I was a freshman at the University of Louisville and I needed a part-time job to help out with expenses. A friend told me the all-night restaurant at the airport was looking for a short-order cook, and I applied since I had vast experience making cereal and milk, toast, sandwiches with chips, and spaghetti. I not only got the job, I was also made night manager.
It was not long before the other staff discovered I knew little of either cooking or managing, but I made them a deal. If they helped me with my job, I would help them in as many ways as I could. One waiter asked if that included allowing his girlfriend to visit. My response was I’ll dedicate a booth reserved for only for her. Game on!

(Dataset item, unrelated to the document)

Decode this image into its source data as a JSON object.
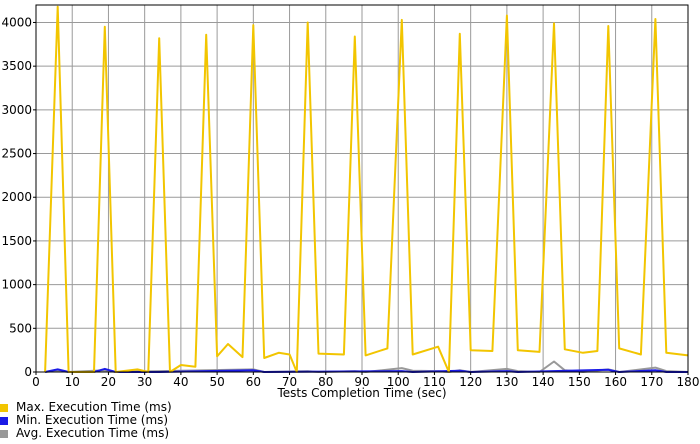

The first order I took to cook was from a gentleman who asked for an egg in the hole and a cup of coffee. My hand shook so badly when I served the cup of coffee, he asked me if I had a medical condition. There was almost as much coffee in the saucer than there was in the cup. I had never heard of an egg in the hole. The man told me to fry an egg in a hole of a slice of bread. The white stays on the bread while the yolk cooks against the heat of the grille. When the customer realized I wasn’t quite grasping the concept, he walked around the counter and stayed there while giving step-by-step instructions. Now that is my definition of customer service!
I survived the initial orientation to short order cooking and worked at the airport for a year. The waiter’s girlfriend visited many times, as did the the other staff’s loved ones. It turned out to be a happy place to work all night, and the plane’s crews loved us. The original egg in the hole would be a snap for me now. I would ask do you want the egg on plain bread, French toast style, in a waffle or bagel. Bam! Nailed it!
For a dinner tonight I am sharing preparation for an appetizer of cheese croutons with wild mushrooms in Madeira Cream. Never made it before, but I do know that however it turns out,, my hands will not be shaking at all during the process.